Today I had the not so enjoyable experience of a hard drive failure. My main working Document drive with 102 Gb and over 132,000 files just ceased to be there. No warning. No fanfare. No files.
Fortunately I have a backup plan. Everything is automatically copied both to a separate local drive and to an online service. This all happens without any user input. I don’t have to remember or do anything. I like to cover my bases. Those are valuable files. So when this happened I was more irritated than concerned.
Of course, a phone call and some emails came in at the same time. Continuing to work without access to your files is a skill learned only by experience. Foregoing the headless chicken dance I located the files I needed from a backup, and moved them to a temporary location. From there I worked in realtime while sharing my screen with the caller. Pretty impressive, eh? They thought so. Nothing untoward. Nothing to see here. After the call I took care of the emails and addressed the missing drive problem.
Taking Care Of Business
First order of business was a simple reboot. Never overlook the obvious. During restart the screen popped up a message that the computer was scanning and repairing the document drive. Nice! I was not holding my breath. There was no guarantee that this automated process would succeed if the drive was actually toast. Never overlook the obvious though, and on this occasion it did work. Within minutes I was back to the desktop and rather happily looking at all my lovely files, browsing them as if nothing had happened.
But, of course, it had. Whatever happened, that drive didn’t just fail without a reason.
Going to my local backup drive I made sure everything was in order. Some cleanup needed to be done, so I took care of that. I checked my online solution and found everything in order, right up to the minute. I could, if needed, restore from there. But downloading that much data takes a lot of time and effort. I’d rather use the local solution if a restore is needed. I made a few adjustments, and the backup is updating even as I type. They will be fully synchronised before I finish this post.
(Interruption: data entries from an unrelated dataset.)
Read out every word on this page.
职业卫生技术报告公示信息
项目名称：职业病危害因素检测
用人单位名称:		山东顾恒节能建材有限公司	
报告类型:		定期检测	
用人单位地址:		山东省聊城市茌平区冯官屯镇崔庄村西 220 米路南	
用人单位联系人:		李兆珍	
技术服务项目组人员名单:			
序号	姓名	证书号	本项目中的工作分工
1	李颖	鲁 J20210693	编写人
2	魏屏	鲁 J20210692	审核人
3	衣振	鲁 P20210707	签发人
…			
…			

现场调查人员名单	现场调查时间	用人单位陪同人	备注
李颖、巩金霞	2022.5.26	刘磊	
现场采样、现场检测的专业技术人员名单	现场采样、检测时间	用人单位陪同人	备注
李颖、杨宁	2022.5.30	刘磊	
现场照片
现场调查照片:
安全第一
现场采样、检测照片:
So. If that drive does decide to die for good, my backups are in place and operational. I have plenty of time to replace the drive with a new one, putting those files into a more reliable home. Job done.
20/20 hindsight
This may take me a few minutes to plug in a new drive and drag across the folders. Plus the cost of the new drive (which is already winging it’s way courtesy of Amazon). But that is nothing in comparison to the horrific loss of digital life had I not been prepared. Drive failures happen. Regularly. They are a fact of life.
Contracts, spreadsheets, source files, photos, email, tax records. Irreplaceable. We deal with this regularly when people call us seeking help. It can be tragic. Data recovery is one of our things. We’re happy to help and pretty good at it, but sometimes… sometimes those files are gone for good.
We know the horror stories. We prefer not to be one of them. We are prepared. This time, a reboot fixed it. I got lucky. A minor inconvenience. But I was prepared for the worst. Are you?
For me, I lost… ooh, zero files and twenty minutes to check the backups? Win. Onward.